SESSÃO SOLENE
Da Redação
24 de agosto de 2026 às 12:34 ▪ Atualizado há 1 hora
Trabalhadores do setor de telecomunicações sofrem, em média, dois a três acidentes por mês no Piauí, segundo informações recebidas pelo Sindicato dos Trabalhadores em Telecomunicações do Estado do Piauí (Sinttel-PI). O alerta foi feito nesta segunda-feira (24), durante sessão solene na Assembleia Legislativa do Piauí (Alepi) pelos 60 anos da entidade.
O sindicato também aponta que oito trabalhadores morreram em acidentes relacionados à atividade entre 2018 e 2020. Embora não tenha registrado novas mortes nos últimos seis anos, o Sinttel-PI afirma que continua recebendo relatos de acidentes e ressalta que nem todas as ocorrências chegam ao conhecimento da entidade.
O deputado estadual Francisco Limma (PT), que propôs a sessão solene, defendeu que os acidentes não sejam tratados como um risco natural da profissão, especialmente diante da expansão das redes de internet e dos pequenos provedores no interior do estado.
“Não podemos tratar esses acidentes como algo normal da profissão. Quando a internet chega a uma comunidade, quase nunca enxergamos o trabalhador que subiu no poste, instalou a fibra e mantém aquela rede funcionando.
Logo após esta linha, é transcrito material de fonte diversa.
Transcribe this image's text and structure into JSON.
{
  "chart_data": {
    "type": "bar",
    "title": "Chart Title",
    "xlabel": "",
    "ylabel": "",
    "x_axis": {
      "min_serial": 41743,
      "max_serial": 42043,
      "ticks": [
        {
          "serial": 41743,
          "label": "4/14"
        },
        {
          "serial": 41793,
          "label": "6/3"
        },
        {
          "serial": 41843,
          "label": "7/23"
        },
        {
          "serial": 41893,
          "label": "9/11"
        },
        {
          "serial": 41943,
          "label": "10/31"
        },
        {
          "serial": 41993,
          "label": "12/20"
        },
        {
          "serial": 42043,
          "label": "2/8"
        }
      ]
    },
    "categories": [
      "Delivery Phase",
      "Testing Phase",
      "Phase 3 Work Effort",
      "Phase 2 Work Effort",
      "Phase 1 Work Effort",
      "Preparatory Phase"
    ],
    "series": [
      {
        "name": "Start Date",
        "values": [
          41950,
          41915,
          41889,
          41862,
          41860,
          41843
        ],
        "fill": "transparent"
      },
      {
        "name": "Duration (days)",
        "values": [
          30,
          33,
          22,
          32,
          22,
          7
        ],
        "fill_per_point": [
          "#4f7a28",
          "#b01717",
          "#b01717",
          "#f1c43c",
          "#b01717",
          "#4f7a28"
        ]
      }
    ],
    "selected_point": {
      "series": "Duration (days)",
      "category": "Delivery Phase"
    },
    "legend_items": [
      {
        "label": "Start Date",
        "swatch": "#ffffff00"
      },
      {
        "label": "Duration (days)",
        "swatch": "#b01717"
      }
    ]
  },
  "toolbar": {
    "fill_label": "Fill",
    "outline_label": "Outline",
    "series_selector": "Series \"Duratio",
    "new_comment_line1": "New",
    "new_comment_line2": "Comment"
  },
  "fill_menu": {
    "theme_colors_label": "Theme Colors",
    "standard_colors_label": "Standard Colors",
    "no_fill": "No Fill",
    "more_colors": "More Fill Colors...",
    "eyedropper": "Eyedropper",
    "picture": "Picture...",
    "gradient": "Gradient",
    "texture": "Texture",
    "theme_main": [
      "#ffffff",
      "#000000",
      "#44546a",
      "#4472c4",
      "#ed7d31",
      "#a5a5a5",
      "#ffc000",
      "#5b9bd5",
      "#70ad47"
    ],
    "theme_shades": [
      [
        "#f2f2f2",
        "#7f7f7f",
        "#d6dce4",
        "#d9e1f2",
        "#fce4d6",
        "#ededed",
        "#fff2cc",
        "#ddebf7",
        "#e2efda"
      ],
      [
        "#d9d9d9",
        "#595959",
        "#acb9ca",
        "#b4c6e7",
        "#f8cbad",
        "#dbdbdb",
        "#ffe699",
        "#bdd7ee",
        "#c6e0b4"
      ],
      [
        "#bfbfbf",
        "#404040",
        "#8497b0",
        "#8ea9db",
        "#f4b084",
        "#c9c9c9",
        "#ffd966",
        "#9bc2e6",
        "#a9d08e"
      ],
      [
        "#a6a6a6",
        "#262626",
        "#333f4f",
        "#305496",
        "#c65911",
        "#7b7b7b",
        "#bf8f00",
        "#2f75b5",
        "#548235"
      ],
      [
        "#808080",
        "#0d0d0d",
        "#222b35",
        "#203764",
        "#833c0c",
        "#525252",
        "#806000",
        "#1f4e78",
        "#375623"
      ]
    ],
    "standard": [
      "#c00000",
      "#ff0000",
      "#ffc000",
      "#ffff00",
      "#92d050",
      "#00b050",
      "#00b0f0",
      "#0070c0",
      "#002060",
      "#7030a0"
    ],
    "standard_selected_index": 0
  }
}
Nenhuma conexão vale uma vida”, afirmou.

Para o presidente do Sinttel-PI, Cochise Ferreira da Silva, o crescimento do setor precisa ser acompanhado de investimentos na formação dos profissionais e na adoção de medidas de segurança.
Levantamento apresentado pelo sindicato identificou mais de 5 mil CNPJs no Piauí relacionados a atividades do segmento, incluindo empresas de diferentes portes e microempreendedores. Segundo Cochise, os pequenos provedores tiveram papel importante na expansão da internet para regiões onde grandes operadoras não chegavam.
“Os pequenos provedores tiveram um papel importante ao levar internet para lugares onde muitas vezes as grandes empresas não chegavam. Agora precisamos garantir que esse crescimento venha acompanhado de qualificação e segurança para quem trabalha”, afirmou.
Tecnologia exige qualificação
Além dos riscos de acidentes durante a instalação e manutenção das redes, o setor de telecomunicações também passa por mudanças provocadas pelo avanço da digitalização e da inteligência artificial.
Para Limma, a transformação tecnológica exige políticas de qualificação e requalificação profissional para que os trabalhadores possam acompanhar as novas demandas do mercado.
“A tecnologia vai continuar avançando. O desafio é fazer com que o trabalhador avance junto com ela. Não podemos permitir que a transformação digital deixe pessoas para trás”, disse.

Sindicato completa 60 anos
Criado em 1966, a partir de uma associação de trabalhadores da antiga Telepisa, o Sinttel-PI completa seis décadas acompanhando as transformações do setor, que passou da telefonia convencional à fibra óptica, ao 5G e, mais recentemente, às tecnologias baseadas em inteligência artificial.
Atualmente, o sindicato tem cerca de 1.958 integrantes e representa trabalhadores de operadoras, prestadoras de serviços, empresas terceirizadas e outras atividades ligadas às telecomunicações.
Durante a sessão, Limma também destacou que a internet deixou de ser apenas um serviço de comunicação e passou a ser uma infraestrutura essencial para educação, trabalho, geração de renda e acesso a serviços.
“Internet hoje é infraestrutura para educação, trabalho, renda e acesso a serviços. O desafio é levar essa conectividade a todo o Piauí e, ao mesmo tempo, proteger quem torna essa conexão possível”, concluiu.